Since 2010, she and her husband have had a childcare education consulting business that manages, supports and offers training to centres from North Queensland to regional Victoria.
“It’s been our passion for the last few years to get a baby of our own – to get a centre that we can put our uniqueness on and really make a family owned and operated service where everybody feels a sense of belonging, where everybody is just a part of our family,” Mrs Wadham said.
“And we knew that that would probably be in a regional location.”
Bathurst was not on their radar until the city came up by chance in conversation.
“We work with an architect in Queensland who specialises in early education and he happens to be the architect for the new Westpoint development,” Mrs Wadham said.
“As part of that, they’re putting in this beautiful early education care facility.
“So he had a conversation with myself and from there we visited the town [Bathurst] two years ago and we just fell in love with it.
“We’ve been back a number of times. We love it. It’s a beautiful town, it has a lot to offer and we’re really excited about starting this new facility.”
The Westpoint redevelopment – which began in November last year and has already led to a new business, Domino’s, opening at the centre – comes in response to the residential expansion in Windradyne and Llanarth.
“It’s a beautiful area of growth out there,” Mrs Wadham said.
The new retailers and expanded existing businesses at the centre will also be a positive for Balance Early Education, she said.

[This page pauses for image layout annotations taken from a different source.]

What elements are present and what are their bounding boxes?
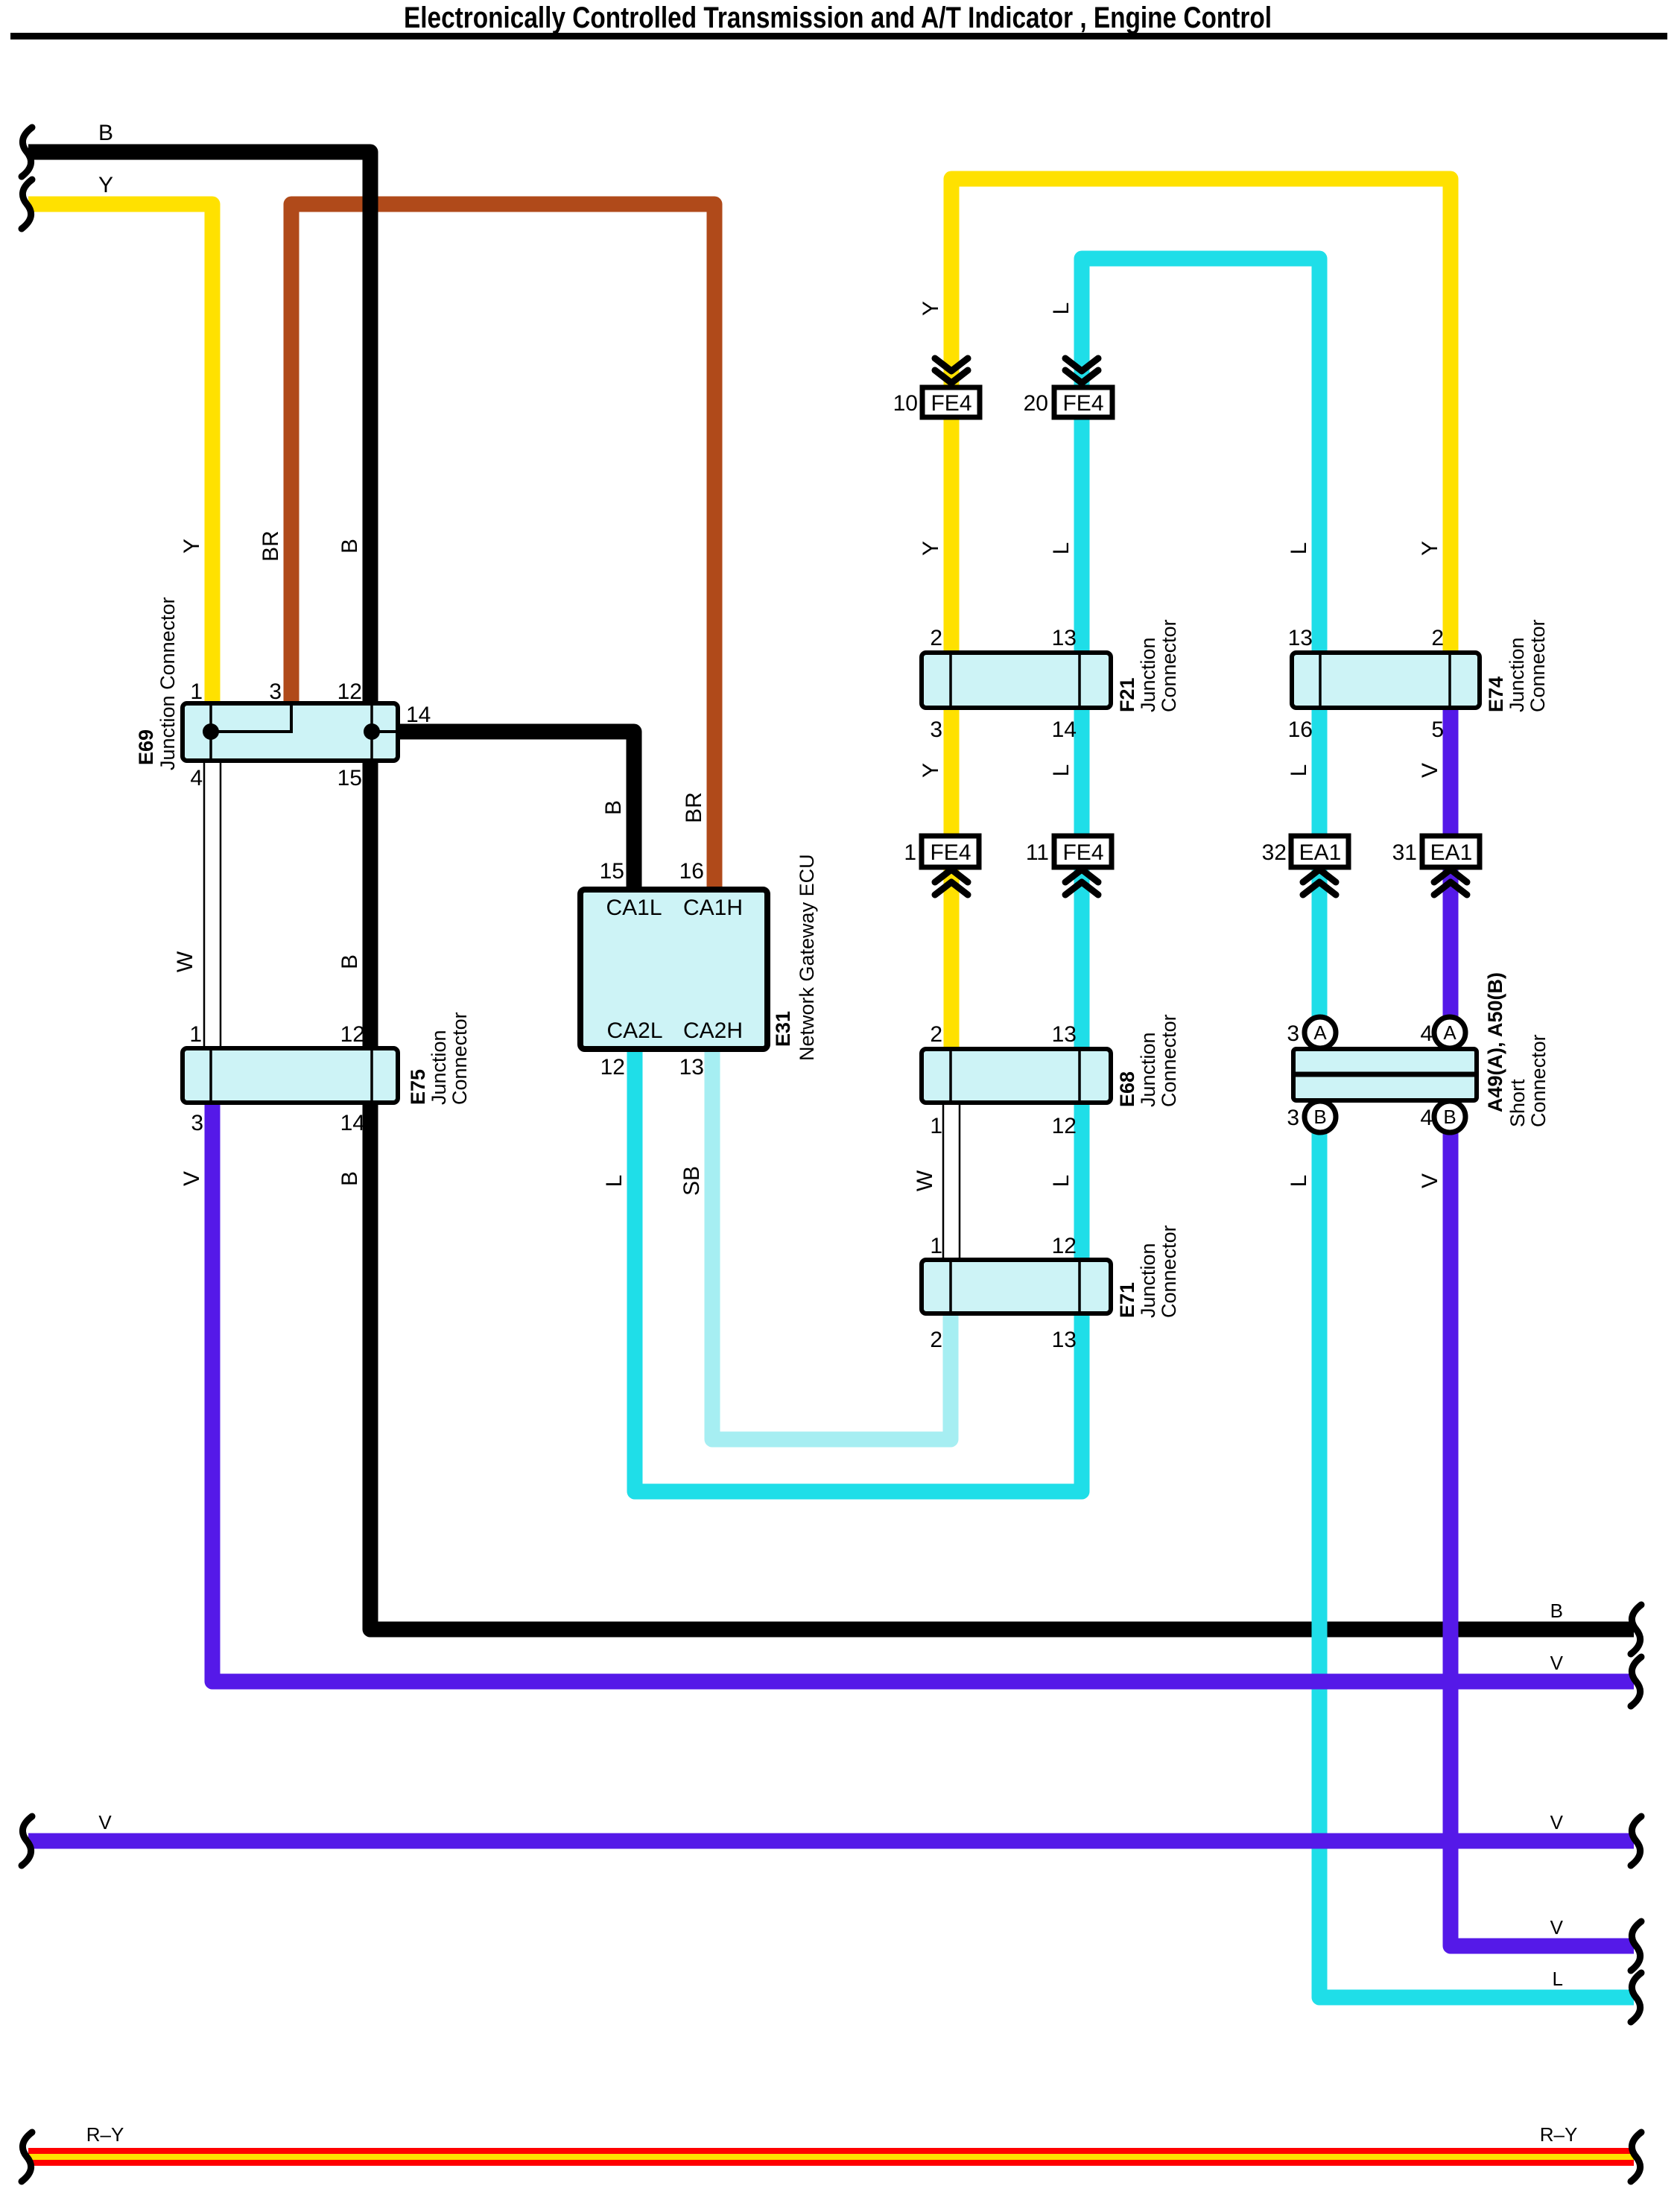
wire V violet: A50 circle 4B down, right to edge bbox=[1451, 1132, 1634, 1946]
svg-text:12: 12 bbox=[600, 1055, 625, 1080]
chevron arrows into EA1 (32) bbox=[1303, 869, 1336, 895]
svg-text:Short: Short bbox=[1506, 1079, 1529, 1127]
wire SB pale blue: E31 pin 13 to E71 pin 2 bbox=[712, 1049, 951, 1439]
junction connector E74 box bbox=[1292, 653, 1480, 708]
wire B black: E69 pin 14 to E31 pin 15 bbox=[398, 732, 634, 890]
svg-text:3: 3 bbox=[1287, 1021, 1299, 1046]
wire W white (two thin lines): E69 pin 4 to E75 pin 1 bbox=[204, 761, 221, 1048]
break squiggle right of wire L bbox=[1631, 1973, 1641, 2022]
chevron arrows into FE4 (10) bbox=[935, 358, 968, 383]
svg-text:B: B bbox=[337, 539, 362, 554]
svg-text:Connector: Connector bbox=[1158, 1014, 1180, 1107]
svg-text:W: W bbox=[173, 951, 197, 972]
break squiggle right of wire V from E74 bbox=[1631, 1921, 1641, 1971]
junction connector E69 box bbox=[183, 703, 398, 761]
svg-text:W: W bbox=[913, 1170, 937, 1191]
chevron arrows into EA1 (31) bbox=[1434, 869, 1467, 895]
svg-text:13: 13 bbox=[679, 1055, 704, 1080]
svg-text:B: B bbox=[337, 1171, 362, 1186]
junction connector E68 box bbox=[922, 1049, 1111, 1103]
svg-text:V: V bbox=[98, 1811, 112, 1834]
svg-text:L: L bbox=[1287, 764, 1311, 777]
svg-text:Y: Y bbox=[919, 541, 943, 556]
svg-text:14: 14 bbox=[1052, 717, 1077, 742]
svg-text:E68: E68 bbox=[1116, 1071, 1138, 1107]
svg-text:V: V bbox=[180, 1171, 204, 1186]
wire L cyan: E74 pin 16 down to EA1-32 and A49 circle 3A bbox=[1312, 708, 1328, 1017]
svg-text:11: 11 bbox=[1026, 840, 1049, 865]
wire BR brown: E69 pin 3 up, right, down to E31 pin 16 bbox=[291, 204, 714, 890]
wire L cyan: F21 pin 14 to E68 pin 13 bbox=[1074, 708, 1090, 1049]
svg-text:1: 1 bbox=[189, 1022, 202, 1047]
svg-text:B: B bbox=[98, 121, 113, 145]
wire L cyan: top loop FE4-20 to E74 pin 13 bbox=[1082, 259, 1319, 653]
svg-text:1: 1 bbox=[190, 679, 203, 704]
connector FE4 (20) box bbox=[1054, 387, 1112, 417]
connector FE4 (11) box bbox=[1054, 836, 1112, 867]
svg-text:3: 3 bbox=[269, 679, 282, 704]
svg-text:Y: Y bbox=[180, 539, 204, 554]
svg-text:5: 5 bbox=[1431, 717, 1444, 742]
short connector circle pin 4 A bbox=[1434, 1017, 1465, 1048]
svg-text:CA1H: CA1H bbox=[683, 896, 743, 920]
svg-text:Connector: Connector bbox=[1158, 1225, 1180, 1318]
svg-text:Y: Y bbox=[919, 763, 943, 778]
svg-text:13: 13 bbox=[1052, 1022, 1077, 1047]
svg-text:R–Y: R–Y bbox=[86, 2123, 124, 2146]
svg-text:12: 12 bbox=[1052, 1114, 1077, 1138]
svg-text:2: 2 bbox=[1431, 626, 1444, 650]
svg-text:10: 10 bbox=[893, 391, 918, 416]
wire L cyan: U loop E31 pin 12 to E71 pin 13 bbox=[635, 1049, 1082, 1492]
break squiggle right of wire R-Y bbox=[1631, 2132, 1641, 2181]
svg-text:A: A bbox=[1313, 1021, 1327, 1044]
wire L cyan: FE4-20 to F21 pin 13 bbox=[1074, 417, 1090, 653]
connector FE4 (1) box bbox=[922, 836, 979, 867]
svg-text:Y: Y bbox=[919, 301, 943, 316]
svg-text:Y: Y bbox=[98, 173, 113, 197]
svg-text:CA2L: CA2L bbox=[606, 1018, 662, 1043]
svg-text:Connector: Connector bbox=[1527, 619, 1549, 712]
svg-text:B: B bbox=[1443, 1106, 1456, 1128]
svg-text:4: 4 bbox=[190, 766, 203, 790]
short connector circle pin 3 A bbox=[1305, 1017, 1336, 1048]
svg-text:1: 1 bbox=[930, 1234, 942, 1258]
short connector circle pin 3 B bbox=[1305, 1101, 1336, 1132]
svg-text:L: L bbox=[1287, 1175, 1311, 1188]
svg-text:Junction Connector: Junction Connector bbox=[156, 597, 179, 770]
svg-text:3: 3 bbox=[191, 1111, 203, 1135]
svg-text:L: L bbox=[1049, 302, 1074, 315]
wire Y yellow: left edge to E69 pin 1 bbox=[28, 204, 212, 704]
svg-text:13: 13 bbox=[1052, 626, 1077, 650]
title rule bbox=[10, 33, 1667, 39]
wire B black: left edge to E69 pin 12 bbox=[28, 152, 370, 704]
break squiggle left of wire Y bbox=[22, 180, 32, 229]
chevron arrows into FE4 (11) bbox=[1065, 869, 1098, 895]
svg-text:EA1: EA1 bbox=[1299, 840, 1342, 865]
svg-text:FE4: FE4 bbox=[1062, 391, 1103, 416]
wire L cyan: A49 circle 3B down, right to edge bbox=[1319, 1132, 1634, 1997]
svg-text:14: 14 bbox=[340, 1111, 365, 1135]
break squiggle left of wire B bbox=[22, 127, 32, 177]
junction connector F21 box bbox=[922, 653, 1111, 708]
wire W white (two thin lines): E68 pin 1 to E71 pin 1 bbox=[943, 1103, 960, 1260]
svg-text:V: V bbox=[1418, 763, 1442, 778]
svg-text:B: B bbox=[1550, 1600, 1563, 1622]
network gateway ECU E31 box bbox=[580, 890, 767, 1049]
svg-text:BR: BR bbox=[259, 530, 283, 562]
svg-text:Junction: Junction bbox=[1137, 1032, 1159, 1107]
svg-text:Junction: Junction bbox=[1137, 637, 1159, 712]
wire V violet: full width middle bbox=[28, 1834, 1634, 1849]
svg-text:Connector: Connector bbox=[1158, 619, 1180, 712]
break squiggle left of wire R-Y bbox=[22, 2132, 32, 2181]
svg-text:L: L bbox=[1553, 1968, 1563, 1990]
svg-text:L: L bbox=[1049, 764, 1074, 777]
svg-text:13: 13 bbox=[1052, 1328, 1077, 1352]
junction connector E71 box bbox=[922, 1260, 1111, 1313]
svg-text:E31: E31 bbox=[772, 1011, 794, 1047]
svg-text:4: 4 bbox=[1420, 1021, 1433, 1046]
svg-text:L: L bbox=[1287, 542, 1311, 555]
wire B black: E69 pin 15 down, right to edge bbox=[370, 761, 1634, 1629]
svg-text:V: V bbox=[1550, 1652, 1564, 1674]
svg-text:14: 14 bbox=[406, 703, 431, 727]
svg-text:2: 2 bbox=[930, 626, 942, 650]
svg-text:L: L bbox=[1049, 542, 1074, 555]
E69 internal bus pin3 to node bbox=[211, 706, 291, 732]
short connector circle pin 4 B bbox=[1434, 1101, 1465, 1132]
E69 junction node dot left bbox=[203, 723, 219, 740]
svg-text:Junction: Junction bbox=[1137, 1243, 1159, 1318]
svg-text:1: 1 bbox=[930, 1114, 942, 1138]
svg-text:31: 31 bbox=[1392, 840, 1417, 865]
svg-text:A: A bbox=[1443, 1021, 1456, 1044]
svg-text:1: 1 bbox=[904, 840, 916, 865]
svg-text:4: 4 bbox=[1420, 1106, 1433, 1130]
wire Y yellow: F21 pin 3 to E68 pin 2 bbox=[944, 708, 960, 1049]
svg-text:F21: F21 bbox=[1116, 677, 1138, 712]
svg-text:2: 2 bbox=[930, 1022, 942, 1047]
svg-text:2: 2 bbox=[930, 1328, 942, 1352]
svg-text:B: B bbox=[1313, 1106, 1326, 1128]
svg-text:V: V bbox=[1550, 1811, 1564, 1834]
svg-text:15: 15 bbox=[337, 766, 362, 790]
short connector A49(A), A50(B) box bbox=[1293, 1017, 1477, 1132]
wire Y yellow: FE4-10 to F21 pin 2 bbox=[944, 417, 960, 653]
svg-text:V: V bbox=[1550, 1916, 1564, 1939]
svg-text:E75: E75 bbox=[407, 1069, 429, 1105]
svg-text:16: 16 bbox=[679, 859, 704, 884]
svg-text:Network Gateway ECU: Network Gateway ECU bbox=[796, 854, 818, 1061]
connector EA1 (31) box bbox=[1422, 836, 1480, 867]
E69 internal stub node to pin 14 bbox=[372, 730, 396, 733]
svg-text:Y: Y bbox=[1418, 541, 1442, 556]
svg-text:Connector: Connector bbox=[448, 1012, 471, 1105]
wire L cyan: E68 pin 12 to E71 pin 12 bbox=[1074, 1103, 1090, 1260]
wire V violet: E75 pin 3 down, right to edge bbox=[212, 1103, 1634, 1682]
svg-text:16: 16 bbox=[1288, 717, 1313, 742]
svg-text:3: 3 bbox=[930, 717, 942, 742]
svg-text:B: B bbox=[601, 800, 626, 815]
svg-text:E71: E71 bbox=[1116, 1282, 1138, 1318]
chevron arrows into FE4 (1) bbox=[935, 869, 968, 895]
svg-text:FE4: FE4 bbox=[930, 840, 971, 865]
wire R-Y red with yellow stripe: bottom full width bbox=[28, 2148, 1634, 2166]
svg-text:L: L bbox=[1049, 1175, 1074, 1188]
break squiggle right of wire B bbox=[1631, 1605, 1641, 1654]
svg-text:32: 32 bbox=[1262, 840, 1287, 865]
break squiggle right of wire V middle bbox=[1631, 1816, 1641, 1866]
svg-text:BR: BR bbox=[682, 792, 706, 823]
wire V violet: E74 pin 5 down to EA1-31 and A50 circle 4A bbox=[1443, 708, 1459, 1017]
svg-text:15: 15 bbox=[600, 859, 624, 884]
svg-text:A49(A), A50(B): A49(A), A50(B) bbox=[1484, 972, 1506, 1112]
connector EA1 (32) box bbox=[1291, 836, 1348, 867]
svg-text:FE4: FE4 bbox=[931, 391, 971, 416]
svg-text:L: L bbox=[602, 1175, 627, 1188]
svg-text:B: B bbox=[337, 954, 362, 969]
svg-text:12: 12 bbox=[340, 1022, 365, 1047]
wire Y yellow: top loop to FE4-10 and E74 pin 2 bbox=[951, 179, 1451, 653]
connector FE4 (10) box bbox=[922, 387, 980, 417]
svg-text:13: 13 bbox=[1288, 626, 1313, 650]
break squiggle right of wire V from E75 bbox=[1631, 1657, 1641, 1706]
svg-text:V: V bbox=[1418, 1173, 1442, 1188]
svg-text:Junction: Junction bbox=[1506, 637, 1528, 712]
svg-text:12: 12 bbox=[1052, 1234, 1077, 1258]
svg-text:3: 3 bbox=[1287, 1106, 1299, 1130]
chevron arrows into FE4 (20) bbox=[1065, 358, 1098, 383]
junction connector E75 box bbox=[183, 1048, 398, 1103]
svg-text:CA1L: CA1L bbox=[606, 896, 662, 920]
svg-text:SB: SB bbox=[679, 1166, 704, 1196]
svg-text:R–Y: R–Y bbox=[1540, 2123, 1578, 2146]
svg-text:Connector: Connector bbox=[1527, 1034, 1550, 1127]
svg-text:CA2H: CA2H bbox=[683, 1018, 743, 1043]
svg-text:E69: E69 bbox=[135, 729, 157, 765]
svg-text:FE4: FE4 bbox=[1062, 840, 1103, 865]
svg-text:EA1: EA1 bbox=[1430, 840, 1473, 865]
svg-text:12: 12 bbox=[337, 679, 362, 704]
svg-text:Junction: Junction bbox=[428, 1030, 450, 1105]
svg-text:Electronically Controlled Tran: Electronically Controlled Transmission a… bbox=[404, 1, 1272, 34]
svg-text:E74: E74 bbox=[1485, 676, 1507, 712]
svg-text:20: 20 bbox=[1024, 391, 1048, 416]
E69 junction node dot right bbox=[364, 723, 380, 740]
break squiggle left of wire V middle bbox=[22, 1816, 32, 1866]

“It will make it easy for families at drop off and collection times to have those other facilities around.”
Having dreamed about running their own service for years, the Wadhams have very definite ideas about what they will be offering.
“We’re all about quality and doing things a little differently,” Mrs Wadham said.
The children’s furniture will be made out of Victorian ash rather than cheaper alternatives, they say, and they want the children’s meals to be “exceptional”.
The playground will be a “forest-type environment” and there will be a sensory garden with herbs and vegetables that will be used in the kitchen.
“Children will be involved in those gardening programs,” Mrs Wadham said.
The centre will have seven rooms: two rooms for babies, which they say is a real area of demand; three rooms for two- to three-year-olds; and two rooms for over three-year-olds, one of which will be a pre-school program.
The Wadhams say they will also be offering vacation care and some before and after school care.
They have been looking at real estate before they move to the city and say Bathurst’s location is another positive.
Mrs Wadham is a lifetime Queenslander and her husband grew up in Melbourne, so Bathurst “is halfway between both sets of parents”, she said.